Watch: Stoicism and the Art of Resilience

You can choose “resilience” as well, or maybe there’s a word that is more true to you and your goals. What is important is that the word is not chosen for you in retrospect, by the course of events, because you couldn’t decide. You can see what that looks like if you reflect on where we have found ourselves as a culture these last few years. A lot of us have been calling 2021 “abnormal.” 2020 was “unprecedented.” Search 2016 stories on Google and it isn’t long before you run into the phrase “worst year ever.”

In this way, every year seems to end up with its own word. The idea with this challenge is we choose the word for the year, instead of letting the year choose the word for us after it’s all over.

To do that, we must begin today with some thinking about what port we want to sail to this year. Pretend 2022 is nearing its end — what would have made it a great year? What do you want to create or accomplish or strive towards? What do you want more of in your life? What do you want less of? What do you want to change? When you’re ringing in the new year 360 days from now, what will allow you to say to yourself: “I did it.”

Choosing your word is not about setting a goal for the year, it’s about setting a tone for the year. But inevitably, that tone is aimed at a goal. Again, think of Coach Swinney — his word of the year is working backwards from the goal of winning a championship. His word helps him stay locked in on his goal. So today, you should think about your goals for the year. When those become clearer, your one word will start to reveal itself as well. Because let’s be clear: you are going to choose your word just as much as your word is going to choose you.

Jon Gordon, the author of One Word that Will Change Your Life who works with the Clemson Tigers, says your one word should choose you and not the other way around. “Give it some time,” Gordon writes. “Your word will come! I’ve had people email me saying, ‘I waited and waited and waited and one day, bam, the word hit me. I knew it was my word for the year.’”

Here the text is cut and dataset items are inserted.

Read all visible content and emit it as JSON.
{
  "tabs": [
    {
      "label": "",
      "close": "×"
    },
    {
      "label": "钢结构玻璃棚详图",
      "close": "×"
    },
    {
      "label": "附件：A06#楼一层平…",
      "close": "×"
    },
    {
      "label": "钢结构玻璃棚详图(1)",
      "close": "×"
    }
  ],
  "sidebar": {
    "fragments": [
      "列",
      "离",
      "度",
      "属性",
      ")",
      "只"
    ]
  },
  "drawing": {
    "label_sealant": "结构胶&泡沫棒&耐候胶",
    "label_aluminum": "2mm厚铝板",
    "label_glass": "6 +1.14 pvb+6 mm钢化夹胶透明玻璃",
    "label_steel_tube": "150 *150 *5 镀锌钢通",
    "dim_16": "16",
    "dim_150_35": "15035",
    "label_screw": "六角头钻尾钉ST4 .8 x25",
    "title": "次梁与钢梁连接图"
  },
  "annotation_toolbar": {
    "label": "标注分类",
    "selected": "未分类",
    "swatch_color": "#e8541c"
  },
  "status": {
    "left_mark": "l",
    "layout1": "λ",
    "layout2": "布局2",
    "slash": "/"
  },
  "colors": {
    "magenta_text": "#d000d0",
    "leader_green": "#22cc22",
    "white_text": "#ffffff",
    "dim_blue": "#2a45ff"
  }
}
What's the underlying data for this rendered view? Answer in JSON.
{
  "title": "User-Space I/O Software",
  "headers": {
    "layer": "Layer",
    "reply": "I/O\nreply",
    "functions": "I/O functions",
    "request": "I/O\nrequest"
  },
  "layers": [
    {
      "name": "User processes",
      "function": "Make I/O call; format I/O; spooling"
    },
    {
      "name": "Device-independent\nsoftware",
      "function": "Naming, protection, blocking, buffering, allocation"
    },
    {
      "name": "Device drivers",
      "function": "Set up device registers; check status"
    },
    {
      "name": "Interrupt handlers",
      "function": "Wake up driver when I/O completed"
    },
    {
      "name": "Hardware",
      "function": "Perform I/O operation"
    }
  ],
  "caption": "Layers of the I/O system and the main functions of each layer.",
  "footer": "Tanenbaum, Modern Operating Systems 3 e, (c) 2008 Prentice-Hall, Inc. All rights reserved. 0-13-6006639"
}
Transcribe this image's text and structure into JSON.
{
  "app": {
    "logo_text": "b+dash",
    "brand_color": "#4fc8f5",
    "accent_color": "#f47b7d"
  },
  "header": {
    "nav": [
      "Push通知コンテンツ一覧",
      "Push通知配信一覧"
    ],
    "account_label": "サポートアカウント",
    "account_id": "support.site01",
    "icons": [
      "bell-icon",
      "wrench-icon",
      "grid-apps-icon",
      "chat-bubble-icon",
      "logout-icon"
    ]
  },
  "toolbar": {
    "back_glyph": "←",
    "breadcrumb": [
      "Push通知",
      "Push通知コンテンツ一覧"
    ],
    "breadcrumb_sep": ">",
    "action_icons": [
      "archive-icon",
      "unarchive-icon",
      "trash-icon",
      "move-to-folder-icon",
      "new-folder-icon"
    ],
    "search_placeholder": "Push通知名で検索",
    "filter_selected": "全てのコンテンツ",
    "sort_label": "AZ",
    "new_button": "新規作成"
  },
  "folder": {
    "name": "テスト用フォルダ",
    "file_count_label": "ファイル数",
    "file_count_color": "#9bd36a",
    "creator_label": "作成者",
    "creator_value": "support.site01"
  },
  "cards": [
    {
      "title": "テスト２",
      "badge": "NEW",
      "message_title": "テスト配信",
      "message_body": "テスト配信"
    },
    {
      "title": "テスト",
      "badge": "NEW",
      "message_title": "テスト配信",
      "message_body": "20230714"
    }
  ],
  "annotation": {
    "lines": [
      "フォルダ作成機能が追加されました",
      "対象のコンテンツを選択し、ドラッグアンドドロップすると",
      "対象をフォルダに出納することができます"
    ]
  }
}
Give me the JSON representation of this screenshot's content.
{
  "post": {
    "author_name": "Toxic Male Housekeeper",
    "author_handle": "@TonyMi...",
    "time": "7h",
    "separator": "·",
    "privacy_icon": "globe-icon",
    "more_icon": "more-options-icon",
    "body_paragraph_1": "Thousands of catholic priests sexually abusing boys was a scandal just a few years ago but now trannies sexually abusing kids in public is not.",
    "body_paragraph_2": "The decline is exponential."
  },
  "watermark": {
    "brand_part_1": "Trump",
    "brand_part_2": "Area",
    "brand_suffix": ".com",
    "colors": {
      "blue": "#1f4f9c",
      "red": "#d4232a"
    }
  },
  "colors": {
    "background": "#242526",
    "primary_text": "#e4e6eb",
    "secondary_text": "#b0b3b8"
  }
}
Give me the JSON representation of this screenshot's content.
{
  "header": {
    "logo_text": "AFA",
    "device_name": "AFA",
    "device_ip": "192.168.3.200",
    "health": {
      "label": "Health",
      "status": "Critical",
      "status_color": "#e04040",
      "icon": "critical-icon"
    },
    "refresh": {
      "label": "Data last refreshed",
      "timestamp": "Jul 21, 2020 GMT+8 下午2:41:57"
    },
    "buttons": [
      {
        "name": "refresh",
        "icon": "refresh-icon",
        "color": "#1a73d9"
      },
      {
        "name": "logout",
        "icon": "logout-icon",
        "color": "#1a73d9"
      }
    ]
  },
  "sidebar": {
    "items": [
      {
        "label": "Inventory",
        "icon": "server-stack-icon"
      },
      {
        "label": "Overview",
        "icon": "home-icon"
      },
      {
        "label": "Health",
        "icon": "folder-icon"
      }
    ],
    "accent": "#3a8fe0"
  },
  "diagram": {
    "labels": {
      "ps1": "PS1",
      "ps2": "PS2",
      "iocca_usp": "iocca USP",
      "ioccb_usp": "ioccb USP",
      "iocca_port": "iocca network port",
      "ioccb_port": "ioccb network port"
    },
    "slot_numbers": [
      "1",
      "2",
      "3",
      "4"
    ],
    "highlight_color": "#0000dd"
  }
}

Once you have your one word, we encourage you to create a daily reminder of it. It could be as simple as writing the word down on an index card and taping it to your desk. Or if you want to get a little more elaborate, Gordon shares how his coauthors, Dan Britton and Jimmy Page, with the help of their kids, make paintings of their words and hang them in their homes where they’ll see them each day.

In any case, the important thing is that your one word pushes you each day to be the very best you can be this year…and beyond. “If you maintain your claim to these epithets,” as Marcus wrote, “you’ll become a new person, living a new life…Set sail, then, with this handful of epithets to guide you.”